Regular expressions (regexes) are widely used across computer science applications and software components. However, not all programming languages are immune to regular expression denial-of-service (ReDoS) attacks. These algorithmic complexity attacks target the core of the regex engines by chewing up the resources with regex evaluations that take super-linear time to operate, thereby denying invaluable resources to legitimate clients. The paper discusses the addition of a caching mechanism to Spencer’s regex engine implementation that practically reduces most super-linear regex evaluations to linear evaluations. This drastically reduces the attack surface area for ReDoS and also improves performance for most evaluations. Software designers delivering modules that rely heavily on regex evaluations should find these conclusions interesting.
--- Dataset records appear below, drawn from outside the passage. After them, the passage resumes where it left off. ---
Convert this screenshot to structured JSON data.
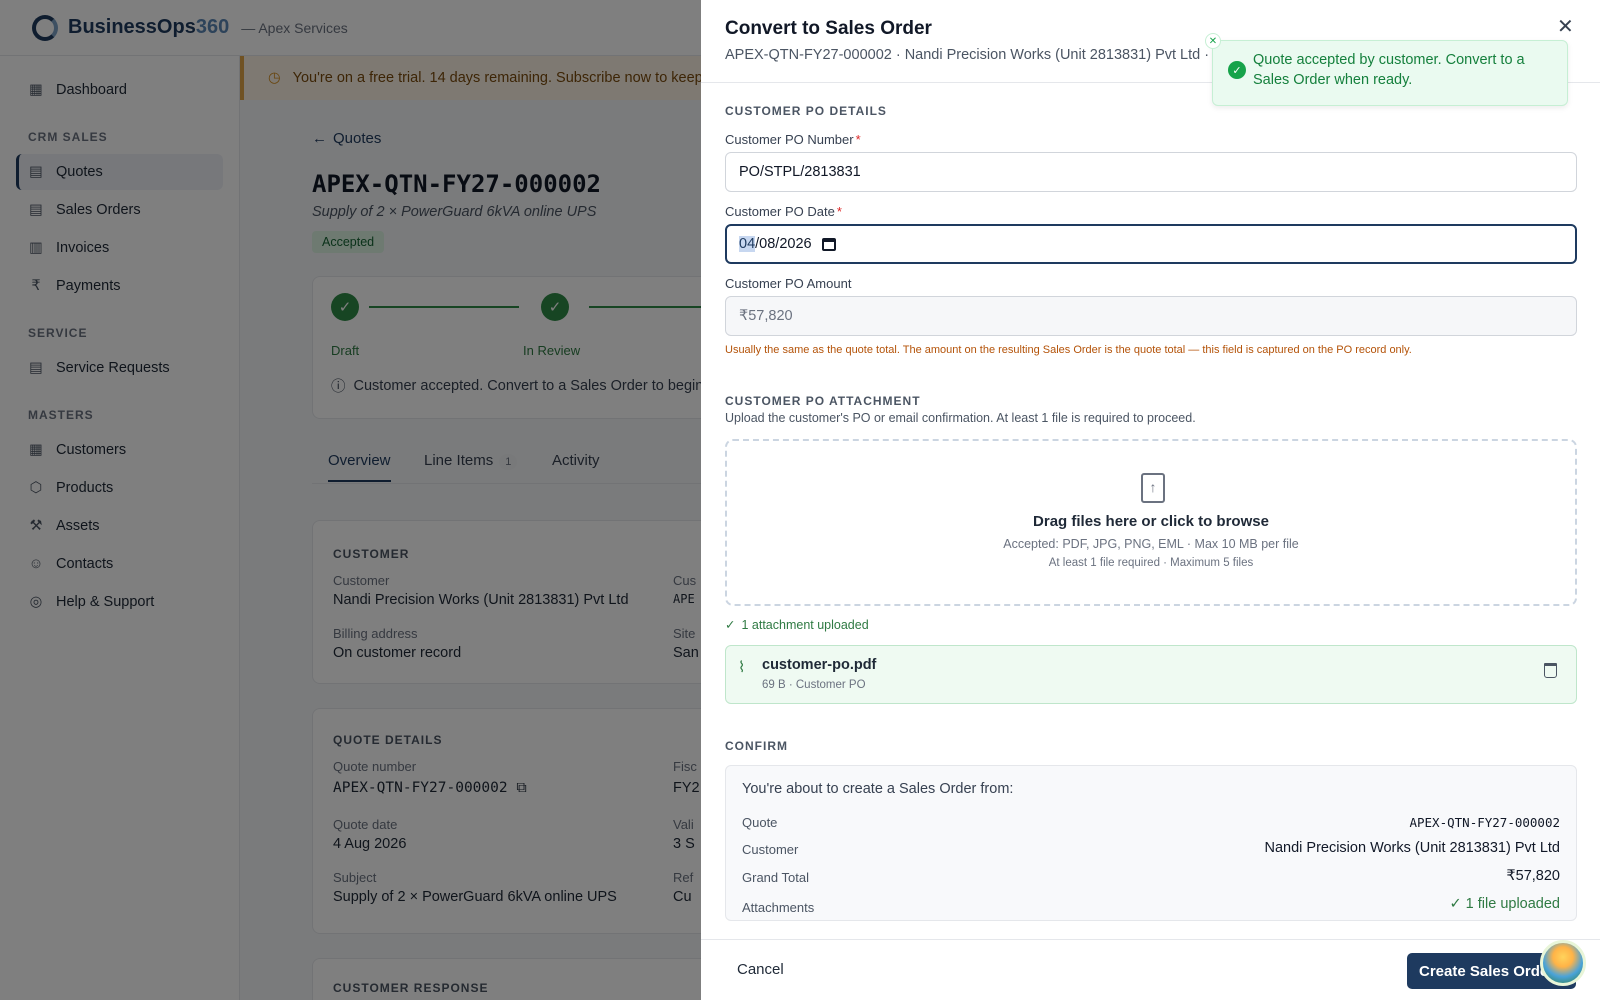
{
  "app": {
    "brand_main": "BusinessOps",
    "brand_accent": "360",
    "org": "— Apex Services"
  },
  "sidebar": {
    "items": [
      {
        "label": "Dashboard",
        "icon": "grid-icon"
      },
      {
        "section": "CRM SALES"
      },
      {
        "label": "Quotes",
        "icon": "document-icon",
        "active": true
      },
      {
        "label": "Sales Orders",
        "icon": "document-icon"
      },
      {
        "label": "Invoices",
        "icon": "receipt-icon"
      },
      {
        "label": "Payments",
        "icon": "rupee-icon"
      },
      {
        "section": "SERVICE"
      },
      {
        "label": "Service Requests",
        "icon": "clipboard-icon"
      },
      {
        "section": "MASTERS"
      },
      {
        "label": "Customers",
        "icon": "building-icon"
      },
      {
        "label": "Products",
        "icon": "box-icon"
      },
      {
        "label": "Assets",
        "icon": "wrench-icon"
      },
      {
        "label": "Contacts",
        "icon": "user-icon"
      },
      {
        "label": "Help & Support",
        "icon": "lifebuoy-icon"
      }
    ]
  },
  "trial": {
    "text": "You're on a free trial. 14 days remaining. Subscribe now to keep"
  },
  "quote": {
    "back": "Quotes",
    "number": "APEX-QTN-FY27-000002",
    "subject": "Supply of 2 × PowerGuard 6kVA online UPS",
    "status": "Accepted",
    "steps": [
      "Draft",
      "In Review"
    ],
    "info": "Customer accepted. Convert to a Sales Order to begin",
    "tabs": {
      "overview": "Overview",
      "line_items": "Line Items",
      "line_items_count": "1",
      "activity": "Activity"
    },
    "customer_card": {
      "title": "CUSTOMER",
      "customer_label": "Customer",
      "customer_value": "Nandi Precision Works (Unit 2813831) Pvt Ltd",
      "billing_label": "Billing address",
      "billing_value": "On customer record",
      "col2_label_1": "Cus",
      "col2_value_1": "APE",
      "col2_label_2": "Site",
      "col2_value_2": "San"
    },
    "details_card": {
      "title": "QUOTE DETAILS",
      "number_label": "Quote number",
      "number_value": "APEX-QTN-FY27-000002",
      "date_label": "Quote date",
      "date_value": "4 Aug 2026",
      "subject_label": "Subject",
      "subject_value": "Supply of 2 × PowerGuard 6kVA online UPS",
      "col2_label_1": "Fisc",
      "col2_value_1": "FY2",
      "col2_label_2": "Vali",
      "col2_value_2": "3 S",
      "col2_label_3": "Ref",
      "col2_value_3": "Cu"
    },
    "response_title": "CUSTOMER RESPONSE"
  },
  "drawer": {
    "title": "Convert to Sales Order",
    "subtitle": "APEX-QTN-FY27-000002 · Nandi Precision Works (Unit 2813831) Pvt Ltd ·",
    "po_section": "CUSTOMER PO DETAILS",
    "po_number_label": "Customer PO Number",
    "po_number_value": "PO/STPL/2813831",
    "po_date_label": "Customer PO Date",
    "po_date_month": "04",
    "po_date_rest": "/08/2026",
    "po_amount_label": "Customer PO Amount",
    "po_amount_placeholder": "₹57,820",
    "po_amount_hint": "Usually the same as the quote total. The amount on the resulting Sales Order is the quote total — this field is captured on the PO record only.",
    "attach_section": "CUSTOMER PO ATTACHMENT",
    "attach_desc": "Upload the customer's PO or email confirmation. At least 1 file is required to proceed.",
    "dropzone_main": "Drag files here or click to browse",
    "dropzone_accepted": "Accepted: PDF, JPG, PNG, EML · Max 10 MB per file",
    "dropzone_limits": "At least 1 file required · Maximum 5 files",
    "uploaded_status": "1 attachment uploaded",
    "file_name": "customer-po.pdf",
    "file_meta": "69 B · Customer PO",
    "confirm_section": "CONFIRM",
    "confirm_intro": "You're about to create a Sales Order from:",
    "confirm_rows": [
      {
        "key": "Quote",
        "value": "APEX-QTN-FY27-000002"
      },
      {
        "key": "Customer",
        "value": "Nandi Precision Works (Unit 2813831) Pvt Ltd"
      },
      {
        "key": "Grand Total",
        "value": "₹57,820"
      },
      {
        "key": "Attachments",
        "value": "1 file uploaded"
      }
    ],
    "cancel": "Cancel",
    "submit": "Create Sales Order"
  },
  "toast": {
    "text": "Quote accepted by customer. Convert to a Sales Order when ready."
  },
  "colors": {
    "brand": "#1e3a5f",
    "success": "#2f8a47",
    "warning": "#b45309",
    "overlay": "rgba(0,0,0,0.5)"
  }
}
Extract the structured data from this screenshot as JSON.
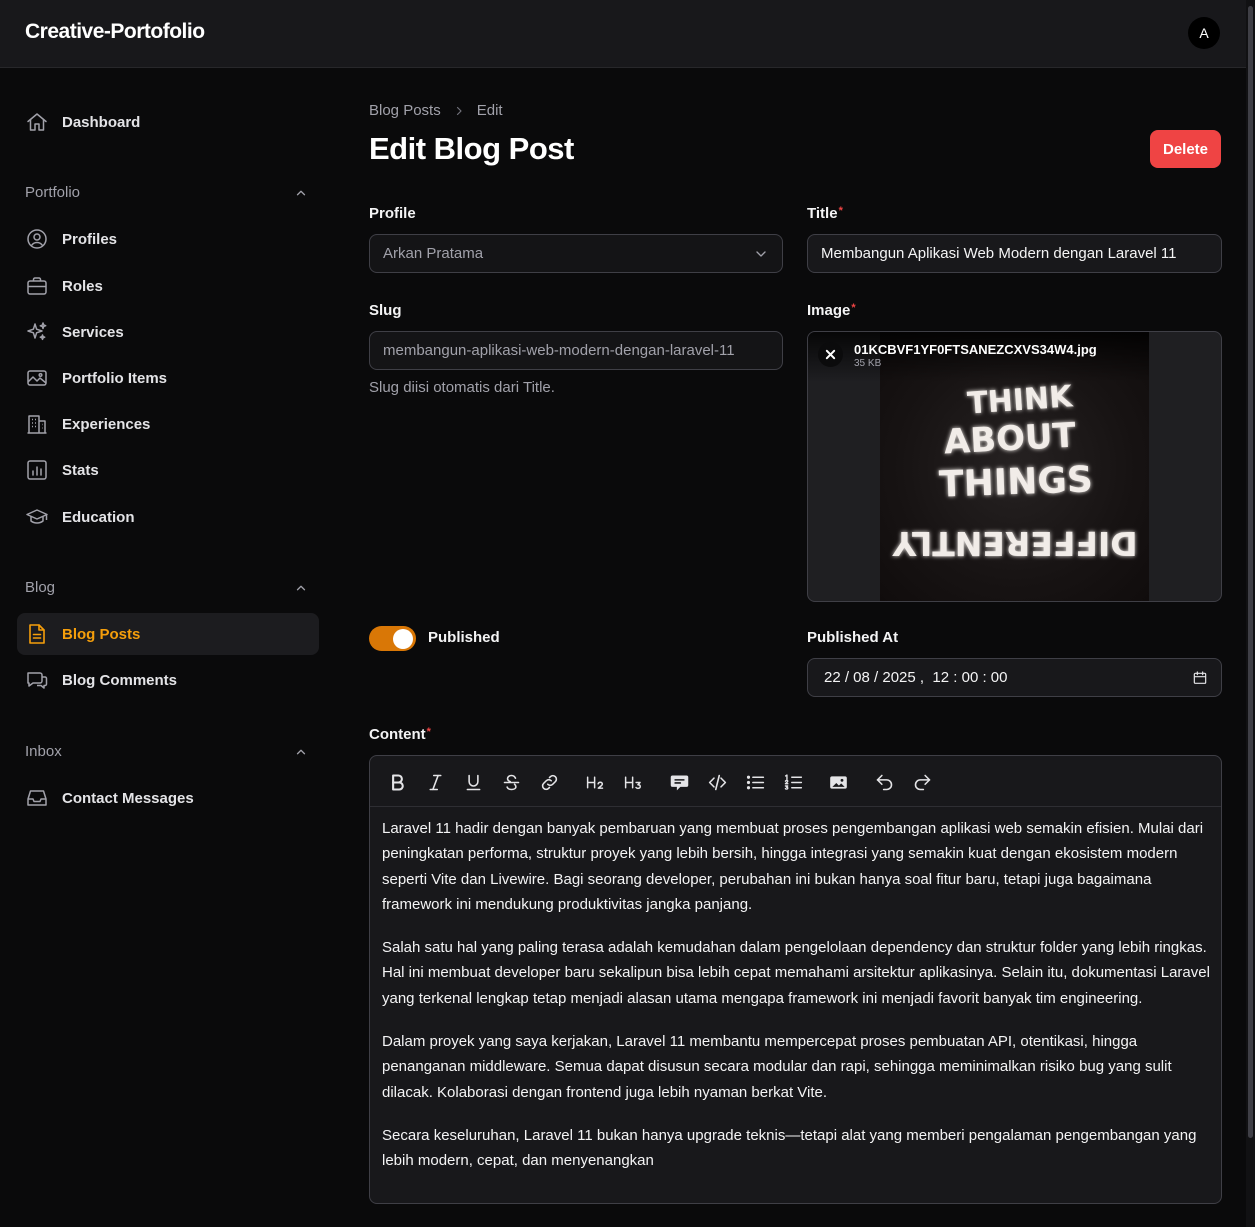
{
  "app": {
    "title": "Creative-Portofolio",
    "avatar_initial": "A"
  },
  "sidebar": {
    "dashboard": "Dashboard",
    "groups": [
      {
        "label": "Portfolio",
        "items": [
          "Profiles",
          "Roles",
          "Services",
          "Portfolio Items",
          "Experiences",
          "Stats",
          "Education"
        ]
      },
      {
        "label": "Blog",
        "items": [
          "Blog Posts",
          "Blog Comments"
        ]
      },
      {
        "label": "Inbox",
        "items": [
          "Contact Messages"
        ]
      }
    ],
    "active_item": "Blog Posts"
  },
  "breadcrumb": [
    "Blog Posts",
    "Edit"
  ],
  "page_title": "Edit Blog Post",
  "actions": {
    "delete_label": "Delete"
  },
  "form": {
    "profile": {
      "label": "Profile",
      "value": "Arkan Pratama"
    },
    "title": {
      "label": "Title",
      "value": "Membangun Aplikasi Web Modern dengan Laravel 11"
    },
    "slug": {
      "label": "Slug",
      "value": "membangun-aplikasi-web-modern-dengan-laravel-11",
      "hint": "Slug diisi otomatis dari Title."
    },
    "image": {
      "label": "Image",
      "file_name": "01KCBVF1YF0FTSANEZCXVS34W4.jpg",
      "file_size": "35 KB",
      "preview_text": [
        "THINK",
        "ABOUT",
        "THINGS",
        "DIFFERENTLY"
      ]
    },
    "published": {
      "label": "Published",
      "value": true
    },
    "published_at": {
      "label": "Published At",
      "value": "22 / 08 / 2025 ,  12 : 00 : 00"
    },
    "content": {
      "label": "Content",
      "toolbar": [
        "bold",
        "italic",
        "underline",
        "strikethrough",
        "link",
        "H2",
        "H3",
        "blockquote",
        "code-block",
        "bullet-list",
        "ordered-list",
        "attach-image",
        "undo",
        "redo"
      ],
      "paragraphs": [
        "Laravel 11 hadir dengan banyak pembaruan yang membuat proses pengembangan aplikasi web semakin efisien. Mulai dari peningkatan performa, struktur proyek yang lebih bersih, hingga integrasi yang semakin kuat dengan ekosistem modern seperti Vite dan Livewire. Bagi seorang developer, perubahan ini bukan hanya soal fitur baru, tetapi juga bagaimana framework ini mendukung produktivitas jangka panjang.",
        "Salah satu hal yang paling terasa adalah kemudahan dalam pengelolaan dependency dan struktur folder yang lebih ringkas. Hal ini membuat developer baru sekalipun bisa lebih cepat memahami arsitektur aplikasinya. Selain itu, dokumentasi Laravel yang terkenal lengkap tetap menjadi alasan utama mengapa framework ini menjadi favorit banyak tim engineering.",
        "Dalam proyek yang saya kerjakan, Laravel 11 membantu mempercepat proses pembuatan API, otentikasi, hingga penanganan middleware. Semua dapat disusun secara modular dan rapi, sehingga meminimalkan risiko bug yang sulit dilacak. Kolaborasi dengan frontend juga lebih nyaman berkat Vite.",
        "Secara keseluruhan, Laravel 11 bukan hanya upgrade teknis—tetapi alat yang memberi pengalaman pengembangan yang lebih modern, cepat, dan menyenangkan"
      ]
    }
  },
  "colors": {
    "accent": "#f59e0b",
    "danger": "#ef4444",
    "toggle_on": "#d97706"
  }
}
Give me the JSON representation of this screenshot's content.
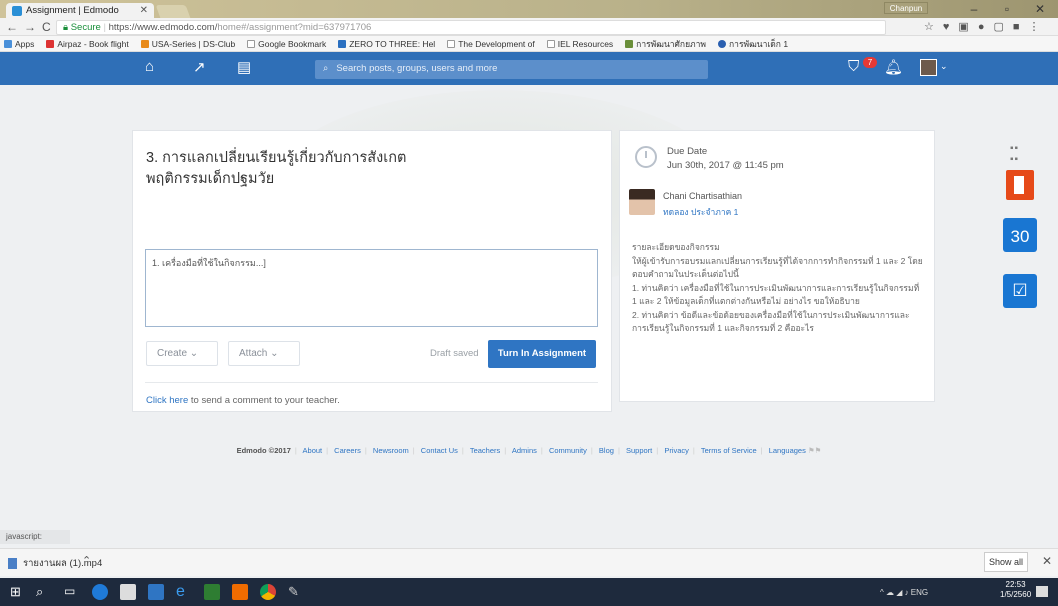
{
  "browser": {
    "tab_title": "Assignment | Edmodo",
    "url_secure": "Secure",
    "url_host": "https://www.edmodo.com/",
    "url_path": "home#/assignment?mid=637971706",
    "user_label": "Chanpun"
  },
  "bookmarks": [
    "Apps",
    "Airpaz - Book flight",
    "USA-Series | DS-Club",
    "Google Bookmark",
    "ZERO TO THREE: Hel",
    "The Development of",
    "IEL Resources",
    "การพัฒนาศักยภาพ",
    "การพัฒนาเด็ก 1"
  ],
  "nav": {
    "search_placeholder": "Search posts, groups, users and more",
    "notification_count": "7"
  },
  "assignment": {
    "title": "3. การแลกเปลี่ยนเรียนรู้เกี่ยวกับการสังเกตพฤติกรรมเด็กปฐมวัย",
    "response_text": "1. เครื่องมือที่ใช้ในกิจกรรม...]",
    "create_label": "Create",
    "attach_label": "Attach",
    "draft_status": "Draft saved",
    "turn_in_label": "Turn In Assignment",
    "comment_link": "Click here",
    "comment_rest": "to send a comment to your teacher."
  },
  "details": {
    "due_label": "Due Date",
    "due_date": "Jun 30th, 2017 @ 11:45 pm",
    "teacher_name": "Chani Chartisathian",
    "teacher_group": "ทดลอง ประจำภาค 1",
    "description": [
      "รายละเอียดของกิจกรรม",
      "ให้ผู้เข้ารับการอบรมแลกเปลี่ยนการเรียนรู้ที่ได้จากการทำกิจกรรมที่ 1 และ 2 โดยตอบคำถามในประเด็นต่อไปนี้",
      "1. ท่านคิดว่า เครื่องมือที่ใช้ในการประเมินพัฒนาการและการเรียนรู้ในกิจกรรมที่ 1 และ 2 ให้ข้อมูลเด็กที่แตกต่างกันหรือไม่ อย่างไร ขอให้อธิบาย",
      "2. ท่านคิดว่า ข้อดีและข้อด้อยของเครื่องมือที่ใช้ในการประเมินพัฒนาการและการเรียนรู้ในกิจกรรมที่ 1 และกิจกรรมที่ 2 คืออะไร"
    ]
  },
  "rail": {
    "calendar_day": "30"
  },
  "footer": {
    "brand": "Edmodo ©2017",
    "links": [
      "About",
      "Careers",
      "Newsroom",
      "Contact Us",
      "Teachers",
      "Admins",
      "Community",
      "Blog",
      "Support",
      "Privacy",
      "Terms of Service",
      "Languages"
    ]
  },
  "status_text": "javascript:",
  "downloads": {
    "file_name": "รายงานผล (1).mp4",
    "show_all": "Show all"
  },
  "taskbar": {
    "tray_text": "ENG",
    "time": "22:53",
    "date": "1/5/2560"
  }
}
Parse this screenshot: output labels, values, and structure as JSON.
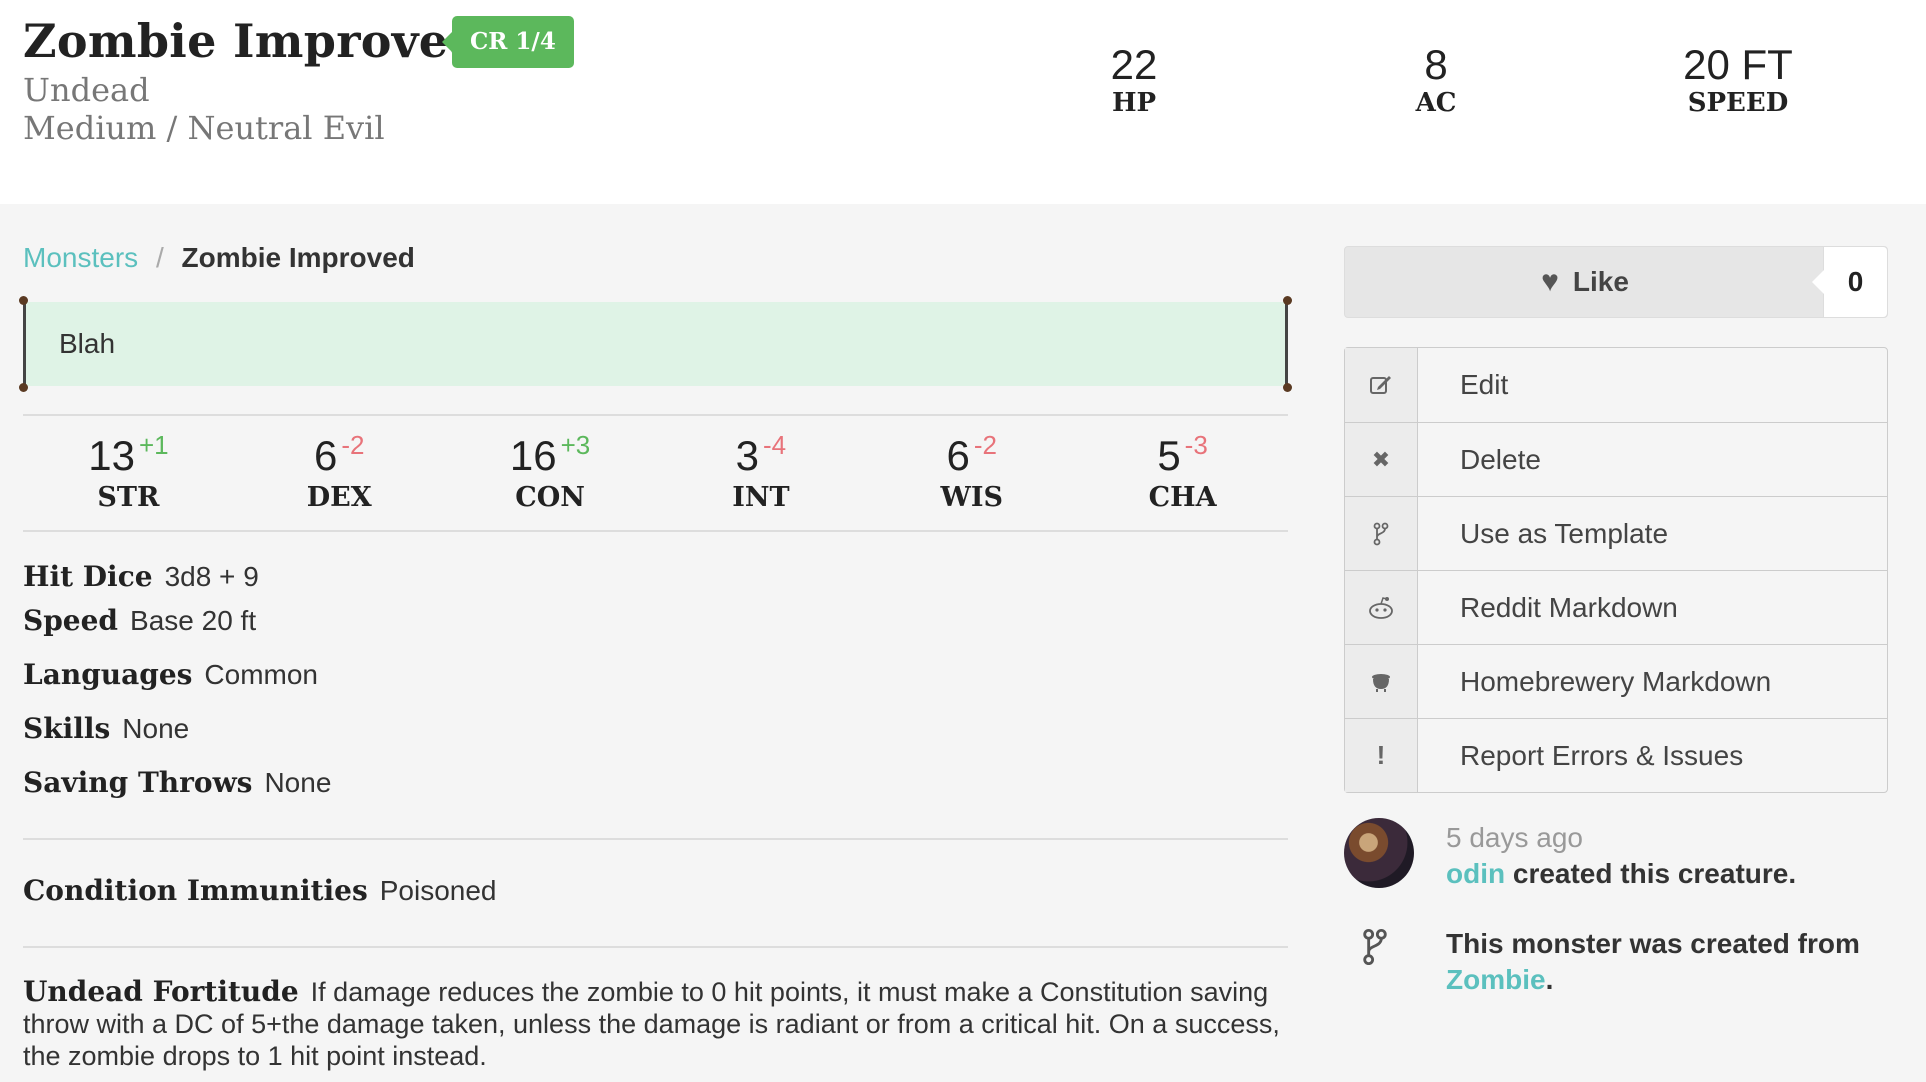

Popular programming languages like Python, JavaScript, and Ruby use regex engines that implement Spencer’s algorithm. The worst-case time complexity for Spencer’s is super-linear for 19 to 38 percent of regular expressions. Nevertheless, 95 percent of these super-linear regexes can be evaluated linearly. On the one hand, language developers prefer Spencer’s for extensibility; software engineers, on the other hand, rely on heavyweight regexes. Hence there is a need to make these regex engines safe from ReDoS.
The paper describes the method and prototype results for adding a cache “in a simple backtracking regex engine implementation published by Cox.” While Spencer’s method blows up with super-linear regexes, the cache-based implementation performs linearly in the worst case. Though a significant number of real regexes depict worst-case super-linear behavior, it is entirely possible to support these at linear time with a modest space cost.